Średnie ceny paliw w Polsce
(fot. Infografika: Jerzy Chamier-Gliszczyński)
Jak tłumaczy Dorota Gudaś, analityk z Biura Maklerskiego Reflex, tankujemy taniej, bo ostatnio umocniła się złotówka. A jaki ma to wpływ na cenę paliw? Spory. Na światowym rynku ropy transakcje rozliczane są w dolarach. Gdy amerykańska waluta traci na wartości, to polskie przedsiębiorstwa mogą taniej kupić surowiec. Kierowcom pomogła również ostatnia obniżka ceny baryłki ropy.
- Co to była za ulga, gdy zobaczyłem nowe stawki - mówi mieszkaniec Chojnic. - W mieście i na trasie prawie na każdej stacji mogę zatankować litr benzyny 95 za mniej niż 4,60 zł. W końcu!
Z danych BM Reflex wynika, że przeciętne krajowe ceny "95" i oleju napędowego są najniższe od prawie czterech miesięcy. Średnio w ostatnich dniach litr Pb95 kosztował 4,60 zł, czyli o 3 gr mniej niż tydzień wcześniej.

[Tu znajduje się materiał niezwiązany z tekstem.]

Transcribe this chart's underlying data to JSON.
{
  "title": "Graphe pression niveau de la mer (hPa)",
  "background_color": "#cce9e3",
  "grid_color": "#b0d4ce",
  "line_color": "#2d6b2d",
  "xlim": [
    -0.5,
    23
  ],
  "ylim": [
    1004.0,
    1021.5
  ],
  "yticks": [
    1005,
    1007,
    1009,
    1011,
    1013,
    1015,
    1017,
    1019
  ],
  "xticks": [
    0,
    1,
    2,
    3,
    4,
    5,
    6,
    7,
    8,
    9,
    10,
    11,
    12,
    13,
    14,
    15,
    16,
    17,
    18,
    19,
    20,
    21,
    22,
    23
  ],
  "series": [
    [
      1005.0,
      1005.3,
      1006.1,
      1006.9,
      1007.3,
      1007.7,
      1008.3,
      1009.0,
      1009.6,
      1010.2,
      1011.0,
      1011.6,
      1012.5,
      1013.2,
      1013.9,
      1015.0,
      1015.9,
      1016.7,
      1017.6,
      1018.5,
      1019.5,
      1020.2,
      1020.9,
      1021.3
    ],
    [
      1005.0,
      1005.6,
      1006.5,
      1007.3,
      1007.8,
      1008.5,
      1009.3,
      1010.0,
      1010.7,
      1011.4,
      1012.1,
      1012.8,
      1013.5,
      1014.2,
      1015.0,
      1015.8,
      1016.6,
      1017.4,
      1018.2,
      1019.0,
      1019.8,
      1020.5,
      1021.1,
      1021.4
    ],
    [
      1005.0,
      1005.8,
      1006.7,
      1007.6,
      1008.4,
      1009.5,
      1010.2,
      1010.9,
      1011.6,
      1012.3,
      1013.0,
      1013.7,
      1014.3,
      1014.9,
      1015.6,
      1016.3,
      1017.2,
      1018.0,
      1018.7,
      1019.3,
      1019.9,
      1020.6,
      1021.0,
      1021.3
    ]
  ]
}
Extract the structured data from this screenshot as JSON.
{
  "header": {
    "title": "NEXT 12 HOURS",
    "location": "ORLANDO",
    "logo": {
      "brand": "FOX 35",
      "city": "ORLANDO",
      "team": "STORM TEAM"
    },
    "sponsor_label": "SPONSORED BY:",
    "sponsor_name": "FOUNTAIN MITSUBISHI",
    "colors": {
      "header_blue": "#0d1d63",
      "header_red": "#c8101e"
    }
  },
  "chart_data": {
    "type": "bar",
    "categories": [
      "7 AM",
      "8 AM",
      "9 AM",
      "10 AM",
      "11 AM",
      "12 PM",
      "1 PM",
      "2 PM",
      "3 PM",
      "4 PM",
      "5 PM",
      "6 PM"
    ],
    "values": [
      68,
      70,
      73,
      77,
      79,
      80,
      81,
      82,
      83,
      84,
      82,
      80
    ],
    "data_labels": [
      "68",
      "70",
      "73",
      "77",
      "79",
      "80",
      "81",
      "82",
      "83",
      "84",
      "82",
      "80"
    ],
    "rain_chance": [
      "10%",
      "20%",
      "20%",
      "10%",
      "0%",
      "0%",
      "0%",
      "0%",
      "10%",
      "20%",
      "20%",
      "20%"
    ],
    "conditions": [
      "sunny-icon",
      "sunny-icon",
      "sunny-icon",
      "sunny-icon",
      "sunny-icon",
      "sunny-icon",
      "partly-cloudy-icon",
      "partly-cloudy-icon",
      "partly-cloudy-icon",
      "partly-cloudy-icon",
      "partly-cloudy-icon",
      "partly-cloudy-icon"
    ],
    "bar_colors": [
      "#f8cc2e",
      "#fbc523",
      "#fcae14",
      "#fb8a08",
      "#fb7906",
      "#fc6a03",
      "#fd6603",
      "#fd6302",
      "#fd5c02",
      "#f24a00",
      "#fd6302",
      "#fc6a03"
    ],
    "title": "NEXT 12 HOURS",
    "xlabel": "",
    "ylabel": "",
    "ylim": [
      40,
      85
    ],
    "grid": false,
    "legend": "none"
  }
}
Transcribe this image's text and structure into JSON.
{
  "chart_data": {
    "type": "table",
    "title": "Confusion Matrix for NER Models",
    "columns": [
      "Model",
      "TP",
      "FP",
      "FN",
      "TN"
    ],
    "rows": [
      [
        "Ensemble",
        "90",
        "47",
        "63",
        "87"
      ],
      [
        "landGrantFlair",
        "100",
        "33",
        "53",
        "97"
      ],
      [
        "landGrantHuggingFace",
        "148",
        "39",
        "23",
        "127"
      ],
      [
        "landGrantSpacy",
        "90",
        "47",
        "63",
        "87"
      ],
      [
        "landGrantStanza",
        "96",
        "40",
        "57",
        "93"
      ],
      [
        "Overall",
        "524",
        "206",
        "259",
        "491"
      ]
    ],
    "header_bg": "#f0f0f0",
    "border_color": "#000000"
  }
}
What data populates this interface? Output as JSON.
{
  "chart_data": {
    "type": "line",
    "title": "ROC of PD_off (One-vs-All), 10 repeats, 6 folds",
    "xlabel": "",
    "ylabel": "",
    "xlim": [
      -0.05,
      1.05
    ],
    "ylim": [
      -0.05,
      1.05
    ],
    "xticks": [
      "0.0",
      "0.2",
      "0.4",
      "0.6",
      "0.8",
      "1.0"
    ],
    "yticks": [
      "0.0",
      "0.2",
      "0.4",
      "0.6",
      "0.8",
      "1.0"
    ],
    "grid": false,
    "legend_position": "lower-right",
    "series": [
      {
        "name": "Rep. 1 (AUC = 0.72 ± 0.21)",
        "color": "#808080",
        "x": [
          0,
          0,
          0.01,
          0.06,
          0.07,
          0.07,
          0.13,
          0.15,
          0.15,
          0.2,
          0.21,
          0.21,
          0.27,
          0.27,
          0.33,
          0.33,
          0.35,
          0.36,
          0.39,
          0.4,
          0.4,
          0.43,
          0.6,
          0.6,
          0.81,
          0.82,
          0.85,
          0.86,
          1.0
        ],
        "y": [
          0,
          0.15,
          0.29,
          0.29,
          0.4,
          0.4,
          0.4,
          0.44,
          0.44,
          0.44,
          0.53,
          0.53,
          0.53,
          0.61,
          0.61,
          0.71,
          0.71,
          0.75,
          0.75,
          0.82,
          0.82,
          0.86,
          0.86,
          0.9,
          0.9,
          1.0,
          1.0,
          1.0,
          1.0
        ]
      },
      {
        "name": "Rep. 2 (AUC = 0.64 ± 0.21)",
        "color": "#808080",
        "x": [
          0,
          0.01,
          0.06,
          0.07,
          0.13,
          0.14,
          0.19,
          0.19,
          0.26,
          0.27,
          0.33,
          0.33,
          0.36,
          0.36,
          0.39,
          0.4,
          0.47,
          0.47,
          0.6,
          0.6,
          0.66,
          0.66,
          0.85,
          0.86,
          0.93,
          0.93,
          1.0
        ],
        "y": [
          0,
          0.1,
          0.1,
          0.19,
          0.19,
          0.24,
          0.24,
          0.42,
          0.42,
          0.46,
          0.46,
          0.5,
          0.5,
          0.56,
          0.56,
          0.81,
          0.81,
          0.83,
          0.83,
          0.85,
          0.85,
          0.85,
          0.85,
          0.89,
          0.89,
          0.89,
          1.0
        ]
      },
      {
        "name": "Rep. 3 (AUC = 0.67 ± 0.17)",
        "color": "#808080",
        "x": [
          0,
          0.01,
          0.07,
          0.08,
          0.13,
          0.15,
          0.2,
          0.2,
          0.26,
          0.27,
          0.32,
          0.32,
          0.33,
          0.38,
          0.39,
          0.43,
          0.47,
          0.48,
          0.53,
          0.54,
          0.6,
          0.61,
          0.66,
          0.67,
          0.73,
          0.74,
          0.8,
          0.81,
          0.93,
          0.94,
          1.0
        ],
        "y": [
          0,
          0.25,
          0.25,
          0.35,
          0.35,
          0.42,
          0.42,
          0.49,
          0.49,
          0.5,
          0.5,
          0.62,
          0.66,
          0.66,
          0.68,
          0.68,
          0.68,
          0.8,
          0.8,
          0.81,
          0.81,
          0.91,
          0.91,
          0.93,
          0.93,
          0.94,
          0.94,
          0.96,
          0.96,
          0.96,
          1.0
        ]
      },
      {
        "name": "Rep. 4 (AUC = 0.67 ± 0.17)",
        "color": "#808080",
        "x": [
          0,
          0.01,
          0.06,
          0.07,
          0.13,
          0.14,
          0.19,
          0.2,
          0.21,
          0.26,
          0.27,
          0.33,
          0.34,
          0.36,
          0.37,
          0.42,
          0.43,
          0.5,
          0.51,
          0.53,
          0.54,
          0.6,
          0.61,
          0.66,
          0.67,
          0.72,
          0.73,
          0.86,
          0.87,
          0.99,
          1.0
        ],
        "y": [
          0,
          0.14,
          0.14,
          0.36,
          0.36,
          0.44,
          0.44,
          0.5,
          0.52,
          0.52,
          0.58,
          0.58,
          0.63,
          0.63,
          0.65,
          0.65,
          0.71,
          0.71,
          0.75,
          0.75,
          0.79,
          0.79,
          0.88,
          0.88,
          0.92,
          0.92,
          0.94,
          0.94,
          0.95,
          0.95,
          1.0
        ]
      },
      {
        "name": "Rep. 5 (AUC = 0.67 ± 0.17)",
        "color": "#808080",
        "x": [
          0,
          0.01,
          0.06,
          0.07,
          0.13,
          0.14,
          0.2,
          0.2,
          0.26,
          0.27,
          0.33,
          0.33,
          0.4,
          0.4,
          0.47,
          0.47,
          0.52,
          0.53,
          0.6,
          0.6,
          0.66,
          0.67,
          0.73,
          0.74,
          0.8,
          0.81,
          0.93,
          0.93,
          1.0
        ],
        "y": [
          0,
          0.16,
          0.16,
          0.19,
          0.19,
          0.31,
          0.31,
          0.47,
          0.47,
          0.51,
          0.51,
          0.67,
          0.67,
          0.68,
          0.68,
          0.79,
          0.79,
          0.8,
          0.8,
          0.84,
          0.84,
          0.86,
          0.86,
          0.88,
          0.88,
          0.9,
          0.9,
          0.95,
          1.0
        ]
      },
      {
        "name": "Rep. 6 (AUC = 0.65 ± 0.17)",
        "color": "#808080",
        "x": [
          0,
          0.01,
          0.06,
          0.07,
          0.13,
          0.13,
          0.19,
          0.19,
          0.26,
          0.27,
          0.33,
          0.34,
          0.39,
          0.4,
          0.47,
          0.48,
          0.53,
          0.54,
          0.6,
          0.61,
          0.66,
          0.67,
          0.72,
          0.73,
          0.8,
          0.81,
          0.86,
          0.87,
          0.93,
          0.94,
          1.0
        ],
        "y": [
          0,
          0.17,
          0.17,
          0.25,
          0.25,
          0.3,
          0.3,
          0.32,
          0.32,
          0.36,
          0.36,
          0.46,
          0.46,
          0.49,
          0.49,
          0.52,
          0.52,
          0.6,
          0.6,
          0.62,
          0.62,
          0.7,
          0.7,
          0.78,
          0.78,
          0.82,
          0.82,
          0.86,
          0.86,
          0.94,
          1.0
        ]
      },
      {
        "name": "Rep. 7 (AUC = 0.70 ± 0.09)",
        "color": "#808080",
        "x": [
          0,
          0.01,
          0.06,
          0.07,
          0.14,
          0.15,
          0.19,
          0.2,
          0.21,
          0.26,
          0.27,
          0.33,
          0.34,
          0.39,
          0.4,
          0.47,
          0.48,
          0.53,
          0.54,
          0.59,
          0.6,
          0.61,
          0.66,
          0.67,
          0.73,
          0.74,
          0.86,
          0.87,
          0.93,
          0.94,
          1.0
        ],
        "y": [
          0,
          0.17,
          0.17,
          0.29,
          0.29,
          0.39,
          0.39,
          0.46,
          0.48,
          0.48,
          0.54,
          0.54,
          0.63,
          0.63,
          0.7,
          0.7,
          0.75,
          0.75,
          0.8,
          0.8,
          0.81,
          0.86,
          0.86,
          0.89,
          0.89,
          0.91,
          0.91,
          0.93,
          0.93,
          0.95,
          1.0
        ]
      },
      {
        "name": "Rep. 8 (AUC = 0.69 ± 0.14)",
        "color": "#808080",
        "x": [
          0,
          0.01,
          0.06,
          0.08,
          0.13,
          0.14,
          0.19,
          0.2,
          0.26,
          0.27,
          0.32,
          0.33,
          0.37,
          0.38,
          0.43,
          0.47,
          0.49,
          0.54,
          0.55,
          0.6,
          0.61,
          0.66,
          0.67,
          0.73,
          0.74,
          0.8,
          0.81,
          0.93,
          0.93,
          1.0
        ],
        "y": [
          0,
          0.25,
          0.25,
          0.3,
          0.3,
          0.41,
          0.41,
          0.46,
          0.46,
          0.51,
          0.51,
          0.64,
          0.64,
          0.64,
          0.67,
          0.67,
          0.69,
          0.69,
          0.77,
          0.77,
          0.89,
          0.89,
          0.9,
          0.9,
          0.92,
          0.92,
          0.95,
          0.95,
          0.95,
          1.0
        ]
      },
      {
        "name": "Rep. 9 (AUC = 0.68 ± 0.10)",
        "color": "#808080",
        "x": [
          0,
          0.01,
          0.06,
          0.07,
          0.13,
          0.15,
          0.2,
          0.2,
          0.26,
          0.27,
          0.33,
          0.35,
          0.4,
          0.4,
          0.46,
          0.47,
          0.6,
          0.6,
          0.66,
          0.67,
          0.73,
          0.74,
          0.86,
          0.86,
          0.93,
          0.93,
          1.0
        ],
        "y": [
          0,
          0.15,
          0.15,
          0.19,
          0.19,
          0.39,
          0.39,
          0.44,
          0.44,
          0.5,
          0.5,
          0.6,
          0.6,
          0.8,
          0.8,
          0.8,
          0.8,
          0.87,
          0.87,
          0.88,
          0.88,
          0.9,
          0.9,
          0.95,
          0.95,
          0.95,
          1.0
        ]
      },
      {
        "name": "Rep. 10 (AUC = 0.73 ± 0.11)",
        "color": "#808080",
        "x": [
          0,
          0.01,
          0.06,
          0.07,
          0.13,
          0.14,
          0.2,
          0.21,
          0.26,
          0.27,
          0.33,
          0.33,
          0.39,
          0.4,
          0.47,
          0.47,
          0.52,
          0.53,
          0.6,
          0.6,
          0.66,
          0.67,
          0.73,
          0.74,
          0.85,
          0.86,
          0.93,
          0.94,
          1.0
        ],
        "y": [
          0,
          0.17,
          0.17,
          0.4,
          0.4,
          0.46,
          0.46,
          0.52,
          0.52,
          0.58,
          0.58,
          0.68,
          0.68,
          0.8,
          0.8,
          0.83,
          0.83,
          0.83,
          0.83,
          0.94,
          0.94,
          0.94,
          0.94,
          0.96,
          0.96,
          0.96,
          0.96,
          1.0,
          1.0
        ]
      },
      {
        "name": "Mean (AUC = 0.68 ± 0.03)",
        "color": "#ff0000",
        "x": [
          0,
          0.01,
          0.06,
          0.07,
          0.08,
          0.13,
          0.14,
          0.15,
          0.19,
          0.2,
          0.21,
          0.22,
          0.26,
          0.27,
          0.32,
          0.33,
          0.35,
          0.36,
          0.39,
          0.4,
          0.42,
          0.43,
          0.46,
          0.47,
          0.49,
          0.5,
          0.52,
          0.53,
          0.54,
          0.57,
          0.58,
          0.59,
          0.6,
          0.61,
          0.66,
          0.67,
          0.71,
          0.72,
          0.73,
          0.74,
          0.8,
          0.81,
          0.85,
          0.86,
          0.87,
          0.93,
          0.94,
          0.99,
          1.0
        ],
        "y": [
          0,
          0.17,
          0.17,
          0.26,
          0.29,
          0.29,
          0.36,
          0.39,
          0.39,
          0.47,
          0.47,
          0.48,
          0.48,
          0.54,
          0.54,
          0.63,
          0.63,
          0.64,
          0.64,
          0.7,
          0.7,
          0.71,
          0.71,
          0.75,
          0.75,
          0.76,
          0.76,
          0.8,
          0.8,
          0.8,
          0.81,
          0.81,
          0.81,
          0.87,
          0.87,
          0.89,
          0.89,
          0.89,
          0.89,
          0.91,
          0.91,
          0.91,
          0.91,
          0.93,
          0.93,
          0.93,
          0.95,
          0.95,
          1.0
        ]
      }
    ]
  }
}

W tym samym czasie litr oleju napędowego potaniał przeciętnie o 4 gr i kosztował 4,33 zł.
- Niestety, póki co, seria obniżek na stacjach dobiega końca - twierdzi Dorota Gudaś. Ale zaraz pociesza: - Szanse na większy spadek cen wzrosną późną jesienią i zimą, kiedy to średnio za litr benzyny 95 możemy płacić 4,35-4,40 zł. Potanieje też wówczas olej napędowy.
Za autogaz trzeba było zapłacić ostatnio na polskich stacjach średnio 2,15 zł. Według analityk, jesienią i zimą LPG może podrożeć do przeciętnego poziomu 2,35 zł za litr.